The Prescription Only Medicines (Human Use) Amendment Order 2002

Explanatory Note

(This note is not part of the Order)

This Order amends the Prescription Only Medicines (Human Use) Order 1997 (“the principal Order”).

Articles 2, 3, 5 and 9 make provision for nurses meeting certain conditions (“extended formulary nurse prescribers”) to prescribe certain prescription only medicines. Article 2 amends article 1 of the principal Order, so as to insert definitions of “extended formulary nurse prescriber” and “district nurse/health visitor prescriber”, and makes changes consequential on the Nursing and Midwifery Order 2001 (S.I. 2002/253). Article 3 amends article 2 of the principal Order, so as to provide that such persons are “appropriate practitioners” for the purposes of section 58 of the Medicines Act 1968 (restrictions on sale and supply), as amended by section 63 of the Health and Social Care Act 2001. Article 5 inserts a new article 3A into that Order, which makes provision for prescribing by extended formulary nurse prescribers; in particular, for the descriptions and classes of product which they may prescribe and the conditions as to the cases or circumstances in which such a person may prescribe. Article 9 inserts Schedule 3A into that Order; the Schedule lists the substances which such persons are able to prescribe and the requirements which must be complied with in relation to each substance. Articles 6 and 8 make consequential amendments.
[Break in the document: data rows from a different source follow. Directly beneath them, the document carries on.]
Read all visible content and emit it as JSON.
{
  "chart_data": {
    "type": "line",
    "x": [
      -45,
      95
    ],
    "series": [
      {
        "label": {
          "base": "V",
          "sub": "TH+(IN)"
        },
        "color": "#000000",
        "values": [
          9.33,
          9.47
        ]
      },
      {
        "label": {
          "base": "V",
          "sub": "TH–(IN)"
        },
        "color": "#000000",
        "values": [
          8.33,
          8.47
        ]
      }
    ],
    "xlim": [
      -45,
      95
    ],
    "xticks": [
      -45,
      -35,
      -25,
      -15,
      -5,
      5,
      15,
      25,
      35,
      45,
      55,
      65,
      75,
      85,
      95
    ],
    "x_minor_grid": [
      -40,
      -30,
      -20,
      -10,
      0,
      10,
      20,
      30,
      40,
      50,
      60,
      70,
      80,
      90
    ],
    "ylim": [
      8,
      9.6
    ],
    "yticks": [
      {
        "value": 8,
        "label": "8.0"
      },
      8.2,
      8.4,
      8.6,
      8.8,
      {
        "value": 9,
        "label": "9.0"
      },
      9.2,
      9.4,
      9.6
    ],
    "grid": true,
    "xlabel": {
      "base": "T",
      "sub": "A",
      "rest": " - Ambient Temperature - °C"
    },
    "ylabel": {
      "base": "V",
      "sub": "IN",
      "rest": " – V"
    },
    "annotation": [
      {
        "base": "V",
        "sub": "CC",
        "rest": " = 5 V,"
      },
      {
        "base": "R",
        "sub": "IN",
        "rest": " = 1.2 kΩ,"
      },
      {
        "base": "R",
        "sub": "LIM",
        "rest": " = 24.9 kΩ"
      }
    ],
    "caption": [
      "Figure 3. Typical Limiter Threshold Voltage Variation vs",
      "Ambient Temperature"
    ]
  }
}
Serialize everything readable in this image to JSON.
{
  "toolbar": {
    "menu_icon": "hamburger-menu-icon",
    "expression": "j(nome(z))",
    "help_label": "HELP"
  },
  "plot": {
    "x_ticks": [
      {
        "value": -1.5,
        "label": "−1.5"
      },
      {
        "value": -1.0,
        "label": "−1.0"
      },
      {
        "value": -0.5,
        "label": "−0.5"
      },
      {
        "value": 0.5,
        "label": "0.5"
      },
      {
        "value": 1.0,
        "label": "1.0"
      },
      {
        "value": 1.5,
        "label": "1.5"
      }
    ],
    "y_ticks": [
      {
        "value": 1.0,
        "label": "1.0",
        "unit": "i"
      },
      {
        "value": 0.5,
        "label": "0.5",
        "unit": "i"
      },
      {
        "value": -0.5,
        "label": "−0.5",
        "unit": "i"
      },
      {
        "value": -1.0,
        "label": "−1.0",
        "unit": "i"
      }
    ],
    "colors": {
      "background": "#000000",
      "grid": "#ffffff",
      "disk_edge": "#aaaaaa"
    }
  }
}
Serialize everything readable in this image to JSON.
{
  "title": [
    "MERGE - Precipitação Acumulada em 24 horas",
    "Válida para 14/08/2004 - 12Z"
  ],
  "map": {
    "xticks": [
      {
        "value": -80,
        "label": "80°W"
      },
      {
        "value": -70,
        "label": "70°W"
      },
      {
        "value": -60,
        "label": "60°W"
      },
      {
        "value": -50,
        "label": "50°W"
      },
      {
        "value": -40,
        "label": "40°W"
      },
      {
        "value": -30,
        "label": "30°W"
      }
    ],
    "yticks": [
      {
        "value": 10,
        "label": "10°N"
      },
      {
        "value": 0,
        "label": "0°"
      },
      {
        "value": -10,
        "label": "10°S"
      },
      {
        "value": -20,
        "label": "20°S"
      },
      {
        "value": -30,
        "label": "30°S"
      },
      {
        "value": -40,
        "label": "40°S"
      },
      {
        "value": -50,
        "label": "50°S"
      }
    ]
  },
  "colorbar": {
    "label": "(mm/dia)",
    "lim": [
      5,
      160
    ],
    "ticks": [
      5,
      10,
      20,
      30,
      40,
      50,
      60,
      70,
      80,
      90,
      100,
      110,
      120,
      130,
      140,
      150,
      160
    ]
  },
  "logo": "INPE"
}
Articles 2(2)(h) and (i) and 10 make amendments consequential on the Health Professions Order 2001 (S.I. 2002/254), which makes provision for the regulation of certain health professions, including chiropodists, paramedics, orthoptists, physiotherapists and radiographers.

Article 4 amends article 3 of the principal Order (which specifies classes of products which are prescription only medicines) to provide that medicinal products which have been granted a United Kingdom or Community marketing authorization will be prescription only medicines if so classified in their marketing authorization. Medicinal products for which no marketing authorization has been granted will continue to be classified as prescription only if they contain a substance listed in column 1 of Schedule 1. Article 10 revokes articles 4 and 6 of the principal Order as a consequence of these changes.

Article 7 inserts article 13A into the principal Order, which provides for exemptions from the restrictions in section 58 of the 1968 Act (restrictions on sale and supply) in cases where a pharmacist supplies a medicinal product in accordance with a prescription by a nurse or midwife.

A Regulatory Impact Assessment in relation to this Order has been placed in the libraries of both Houses of Parliament and copies may be obtained from the Department of Health, Medicines Control Agency, Information Centre, Room 10-202, Market Towers, 1 Nine Elms Lane, London SW8 5NQ.